GOP presidential front-runner Donald Trump's proposal to build a wall at the U.S.–Mexico border could increase crime, not stop it, according to an analysis by Politico
He detailed his plans to the Washington Post
, proposing using the $24 billion in payments that immigrants send home as leverage in the deal. However, experts believe that this could lead to crime because investigators would no longer have the ability to trace money tied to terrorists or human traffickers.
"I guarantee you," said Don Semesky, formerly of the DEA's Financial Investigation Unit, "before the wall has five bricks in it, there would be an informal black market.
Semesky added the plan "would probably kill the industry."
In Trump's plan, he said that if Mexico doesn't build the wall, he would stop the money transfers.
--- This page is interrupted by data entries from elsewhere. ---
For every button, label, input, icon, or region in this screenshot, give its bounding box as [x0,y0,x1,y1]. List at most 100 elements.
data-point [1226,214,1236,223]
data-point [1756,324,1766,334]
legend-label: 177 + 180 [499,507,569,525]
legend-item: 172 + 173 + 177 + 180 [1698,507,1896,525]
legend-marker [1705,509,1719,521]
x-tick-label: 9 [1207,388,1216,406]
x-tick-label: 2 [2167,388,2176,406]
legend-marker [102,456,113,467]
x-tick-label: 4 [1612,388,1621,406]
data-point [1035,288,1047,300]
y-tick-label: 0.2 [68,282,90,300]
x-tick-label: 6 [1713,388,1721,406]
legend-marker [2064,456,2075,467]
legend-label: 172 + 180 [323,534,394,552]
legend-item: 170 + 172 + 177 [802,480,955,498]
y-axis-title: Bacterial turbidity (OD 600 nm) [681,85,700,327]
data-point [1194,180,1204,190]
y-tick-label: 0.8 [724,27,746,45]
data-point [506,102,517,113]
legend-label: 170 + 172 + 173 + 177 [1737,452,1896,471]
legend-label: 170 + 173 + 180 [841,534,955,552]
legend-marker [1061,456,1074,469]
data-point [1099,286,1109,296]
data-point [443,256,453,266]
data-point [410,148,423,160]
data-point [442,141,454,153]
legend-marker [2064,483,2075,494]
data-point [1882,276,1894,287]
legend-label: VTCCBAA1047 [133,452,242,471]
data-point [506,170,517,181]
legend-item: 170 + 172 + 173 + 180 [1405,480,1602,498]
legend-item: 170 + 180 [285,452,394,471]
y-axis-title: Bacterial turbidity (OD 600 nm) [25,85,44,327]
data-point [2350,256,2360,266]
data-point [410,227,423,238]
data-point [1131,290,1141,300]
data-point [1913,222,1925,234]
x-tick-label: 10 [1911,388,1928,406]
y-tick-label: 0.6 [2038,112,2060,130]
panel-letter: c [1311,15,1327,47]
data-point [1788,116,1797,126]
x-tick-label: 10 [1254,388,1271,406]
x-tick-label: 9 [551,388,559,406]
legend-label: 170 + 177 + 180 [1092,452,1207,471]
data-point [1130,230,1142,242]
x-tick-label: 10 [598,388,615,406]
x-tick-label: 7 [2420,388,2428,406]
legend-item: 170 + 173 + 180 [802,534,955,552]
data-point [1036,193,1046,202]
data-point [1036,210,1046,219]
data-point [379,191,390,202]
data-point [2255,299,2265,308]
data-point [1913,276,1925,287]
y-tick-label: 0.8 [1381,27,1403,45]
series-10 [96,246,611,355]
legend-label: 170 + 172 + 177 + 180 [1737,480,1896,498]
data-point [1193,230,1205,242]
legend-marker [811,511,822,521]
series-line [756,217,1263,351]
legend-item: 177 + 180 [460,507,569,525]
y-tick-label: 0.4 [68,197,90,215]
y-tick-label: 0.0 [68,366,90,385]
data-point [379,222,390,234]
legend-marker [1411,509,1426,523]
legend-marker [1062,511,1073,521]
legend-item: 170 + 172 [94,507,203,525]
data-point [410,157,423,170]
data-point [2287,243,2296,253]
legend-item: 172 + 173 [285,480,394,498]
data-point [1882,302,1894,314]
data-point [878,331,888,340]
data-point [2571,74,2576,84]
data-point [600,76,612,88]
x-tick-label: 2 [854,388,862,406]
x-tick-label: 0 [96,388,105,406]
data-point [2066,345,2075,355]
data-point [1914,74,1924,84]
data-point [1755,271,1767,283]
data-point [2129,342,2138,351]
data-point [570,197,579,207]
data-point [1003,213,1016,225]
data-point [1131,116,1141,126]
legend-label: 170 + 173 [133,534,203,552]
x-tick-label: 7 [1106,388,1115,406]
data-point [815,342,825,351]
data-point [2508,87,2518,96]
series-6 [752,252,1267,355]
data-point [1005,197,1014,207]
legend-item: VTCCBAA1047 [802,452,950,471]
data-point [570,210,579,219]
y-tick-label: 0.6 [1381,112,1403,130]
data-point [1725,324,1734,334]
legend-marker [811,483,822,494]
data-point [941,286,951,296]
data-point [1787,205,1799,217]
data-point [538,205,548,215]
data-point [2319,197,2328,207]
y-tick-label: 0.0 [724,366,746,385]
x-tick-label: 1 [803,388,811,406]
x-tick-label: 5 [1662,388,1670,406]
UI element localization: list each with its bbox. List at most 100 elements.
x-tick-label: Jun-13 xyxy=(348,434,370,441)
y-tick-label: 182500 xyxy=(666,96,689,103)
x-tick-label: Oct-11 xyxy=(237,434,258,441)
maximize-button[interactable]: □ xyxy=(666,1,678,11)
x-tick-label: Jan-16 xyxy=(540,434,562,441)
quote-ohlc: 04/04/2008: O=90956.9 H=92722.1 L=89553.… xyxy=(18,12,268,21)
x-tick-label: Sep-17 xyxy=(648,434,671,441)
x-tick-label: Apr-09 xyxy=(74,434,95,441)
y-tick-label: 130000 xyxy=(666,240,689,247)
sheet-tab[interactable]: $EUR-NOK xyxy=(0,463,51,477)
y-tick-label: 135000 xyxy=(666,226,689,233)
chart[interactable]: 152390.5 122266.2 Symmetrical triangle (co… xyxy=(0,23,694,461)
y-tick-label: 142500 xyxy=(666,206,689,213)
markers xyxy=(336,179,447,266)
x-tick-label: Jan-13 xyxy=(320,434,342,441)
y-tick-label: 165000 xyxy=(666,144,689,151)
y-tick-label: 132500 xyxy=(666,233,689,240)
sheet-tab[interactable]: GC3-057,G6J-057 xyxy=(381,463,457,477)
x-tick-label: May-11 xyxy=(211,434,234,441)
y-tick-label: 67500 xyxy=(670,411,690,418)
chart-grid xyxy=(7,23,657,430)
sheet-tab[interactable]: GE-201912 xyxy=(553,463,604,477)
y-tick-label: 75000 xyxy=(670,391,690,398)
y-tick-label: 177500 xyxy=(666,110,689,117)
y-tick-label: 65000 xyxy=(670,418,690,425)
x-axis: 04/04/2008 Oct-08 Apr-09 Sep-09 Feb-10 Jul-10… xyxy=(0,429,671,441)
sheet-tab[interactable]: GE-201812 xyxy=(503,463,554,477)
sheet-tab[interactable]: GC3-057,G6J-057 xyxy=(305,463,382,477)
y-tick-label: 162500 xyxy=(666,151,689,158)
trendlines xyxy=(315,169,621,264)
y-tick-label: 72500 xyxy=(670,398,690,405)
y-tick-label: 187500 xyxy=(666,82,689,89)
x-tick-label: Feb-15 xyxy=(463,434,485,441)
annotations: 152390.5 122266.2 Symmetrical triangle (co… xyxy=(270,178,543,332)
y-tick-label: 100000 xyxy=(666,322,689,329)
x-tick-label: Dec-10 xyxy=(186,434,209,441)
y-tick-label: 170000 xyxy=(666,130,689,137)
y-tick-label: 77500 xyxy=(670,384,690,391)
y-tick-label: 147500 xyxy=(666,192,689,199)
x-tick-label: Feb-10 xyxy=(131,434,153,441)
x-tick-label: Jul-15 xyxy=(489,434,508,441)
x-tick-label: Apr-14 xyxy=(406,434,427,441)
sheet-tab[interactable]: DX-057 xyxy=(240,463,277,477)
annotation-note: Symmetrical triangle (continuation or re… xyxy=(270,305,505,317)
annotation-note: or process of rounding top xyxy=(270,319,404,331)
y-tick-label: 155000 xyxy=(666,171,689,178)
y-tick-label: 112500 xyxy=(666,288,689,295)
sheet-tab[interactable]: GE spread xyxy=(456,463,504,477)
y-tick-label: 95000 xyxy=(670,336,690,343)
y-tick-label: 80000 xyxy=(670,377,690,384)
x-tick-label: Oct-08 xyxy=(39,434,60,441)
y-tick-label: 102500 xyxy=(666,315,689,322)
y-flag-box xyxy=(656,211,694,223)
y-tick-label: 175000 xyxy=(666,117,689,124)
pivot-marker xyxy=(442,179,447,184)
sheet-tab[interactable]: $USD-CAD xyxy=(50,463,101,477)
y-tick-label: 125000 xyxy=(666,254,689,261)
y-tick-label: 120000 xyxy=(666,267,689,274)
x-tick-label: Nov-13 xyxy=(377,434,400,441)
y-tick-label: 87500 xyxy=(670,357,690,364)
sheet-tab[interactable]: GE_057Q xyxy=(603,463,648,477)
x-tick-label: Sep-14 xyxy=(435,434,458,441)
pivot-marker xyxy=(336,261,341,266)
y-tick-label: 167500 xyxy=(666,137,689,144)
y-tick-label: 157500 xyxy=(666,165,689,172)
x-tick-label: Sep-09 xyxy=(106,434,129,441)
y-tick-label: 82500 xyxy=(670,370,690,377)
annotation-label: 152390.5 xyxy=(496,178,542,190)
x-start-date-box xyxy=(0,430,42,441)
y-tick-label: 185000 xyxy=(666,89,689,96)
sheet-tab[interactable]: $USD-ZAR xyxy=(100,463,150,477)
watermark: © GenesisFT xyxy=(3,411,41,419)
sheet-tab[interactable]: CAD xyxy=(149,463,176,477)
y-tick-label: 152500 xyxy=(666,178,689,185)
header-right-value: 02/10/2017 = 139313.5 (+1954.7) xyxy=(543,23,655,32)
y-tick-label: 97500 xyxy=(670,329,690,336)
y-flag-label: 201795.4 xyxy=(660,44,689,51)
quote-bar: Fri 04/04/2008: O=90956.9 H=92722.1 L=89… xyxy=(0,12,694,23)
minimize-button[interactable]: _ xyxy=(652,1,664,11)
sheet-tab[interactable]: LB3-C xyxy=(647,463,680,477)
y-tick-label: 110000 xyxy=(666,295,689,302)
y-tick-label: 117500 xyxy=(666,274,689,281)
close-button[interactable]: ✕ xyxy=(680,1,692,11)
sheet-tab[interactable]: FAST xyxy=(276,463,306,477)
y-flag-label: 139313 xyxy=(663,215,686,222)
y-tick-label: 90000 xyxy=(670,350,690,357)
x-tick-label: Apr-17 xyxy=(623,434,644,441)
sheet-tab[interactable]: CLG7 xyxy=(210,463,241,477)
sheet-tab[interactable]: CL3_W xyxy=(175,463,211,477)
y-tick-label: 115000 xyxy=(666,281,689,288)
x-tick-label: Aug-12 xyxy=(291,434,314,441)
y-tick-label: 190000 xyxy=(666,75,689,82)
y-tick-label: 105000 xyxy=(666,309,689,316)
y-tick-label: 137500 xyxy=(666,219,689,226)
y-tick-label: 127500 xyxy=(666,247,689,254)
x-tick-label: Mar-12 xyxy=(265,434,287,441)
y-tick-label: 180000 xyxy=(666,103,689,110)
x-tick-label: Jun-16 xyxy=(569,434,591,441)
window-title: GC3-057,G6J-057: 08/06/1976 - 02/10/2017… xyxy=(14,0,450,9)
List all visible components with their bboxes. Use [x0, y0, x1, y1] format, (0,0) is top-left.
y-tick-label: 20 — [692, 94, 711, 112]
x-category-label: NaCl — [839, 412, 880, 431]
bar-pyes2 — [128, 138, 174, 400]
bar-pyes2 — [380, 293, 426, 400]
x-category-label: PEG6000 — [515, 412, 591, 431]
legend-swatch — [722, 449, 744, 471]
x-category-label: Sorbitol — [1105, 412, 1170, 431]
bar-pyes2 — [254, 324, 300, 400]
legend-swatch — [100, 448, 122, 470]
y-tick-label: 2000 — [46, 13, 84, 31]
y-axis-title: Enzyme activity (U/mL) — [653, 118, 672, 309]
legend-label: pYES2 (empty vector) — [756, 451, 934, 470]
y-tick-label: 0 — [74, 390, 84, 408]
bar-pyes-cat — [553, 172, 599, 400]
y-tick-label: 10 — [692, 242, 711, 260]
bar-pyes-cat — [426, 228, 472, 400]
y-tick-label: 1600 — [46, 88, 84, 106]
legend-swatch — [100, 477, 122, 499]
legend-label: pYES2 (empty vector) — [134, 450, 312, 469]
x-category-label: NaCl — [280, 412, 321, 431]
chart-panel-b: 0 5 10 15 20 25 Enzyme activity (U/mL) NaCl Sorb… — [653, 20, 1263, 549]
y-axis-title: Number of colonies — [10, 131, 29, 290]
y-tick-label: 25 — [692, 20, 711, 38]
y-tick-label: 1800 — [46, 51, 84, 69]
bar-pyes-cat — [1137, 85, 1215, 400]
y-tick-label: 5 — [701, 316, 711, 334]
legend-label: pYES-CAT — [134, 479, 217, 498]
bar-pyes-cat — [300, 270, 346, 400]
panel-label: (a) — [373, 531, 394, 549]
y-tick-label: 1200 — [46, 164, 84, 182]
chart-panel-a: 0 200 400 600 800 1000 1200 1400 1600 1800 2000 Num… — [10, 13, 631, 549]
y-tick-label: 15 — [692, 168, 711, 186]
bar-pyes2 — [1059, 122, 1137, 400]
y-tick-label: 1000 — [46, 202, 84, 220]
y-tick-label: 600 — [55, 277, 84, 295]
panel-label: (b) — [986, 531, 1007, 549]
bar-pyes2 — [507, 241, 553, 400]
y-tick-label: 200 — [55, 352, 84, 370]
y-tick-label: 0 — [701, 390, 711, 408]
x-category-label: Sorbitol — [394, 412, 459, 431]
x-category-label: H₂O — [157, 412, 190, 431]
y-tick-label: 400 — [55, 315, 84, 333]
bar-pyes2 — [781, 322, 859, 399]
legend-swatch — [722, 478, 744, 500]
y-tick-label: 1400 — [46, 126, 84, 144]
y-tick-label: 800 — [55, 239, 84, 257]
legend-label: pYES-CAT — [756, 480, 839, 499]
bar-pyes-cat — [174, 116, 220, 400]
Immigrants sent nearly $25 billion to Mexico in 2015.
Trump said in the memo to the Post, "the majority of that amount comes from illegal aliens."
He also plans to use a part of the Patriot Act that stops money lenders, such as Western Union, from using wire transfers unless the sender can prove they are U.S. citizens.
However, the idea might not be legal.
"It's not clear that something like that would withstand a court review," said Timothy Ogden, the managing director of NYU's Financial Access Initiative.
Ron Paul told the Fox Business Network, "It sounds like theft," according to The Hill
Banks would leave the wire transfer business, said John Byrne, chairman of the Association of Certified Anti-Money Laundering Specialists, "because there is no way to determine if a transfer is illegal, suspicious, or what have you."
Wire transfers make up money-lending firms' entire business, Byrne said.
Trump "is not going to coerce Mexico into paying for this wall," said former Washington Attorney Gen. Rob McKenna in a KIRO radio interview
. "It would be politically impossible for Mexican authorities to pay for this wall, even if they wanted to."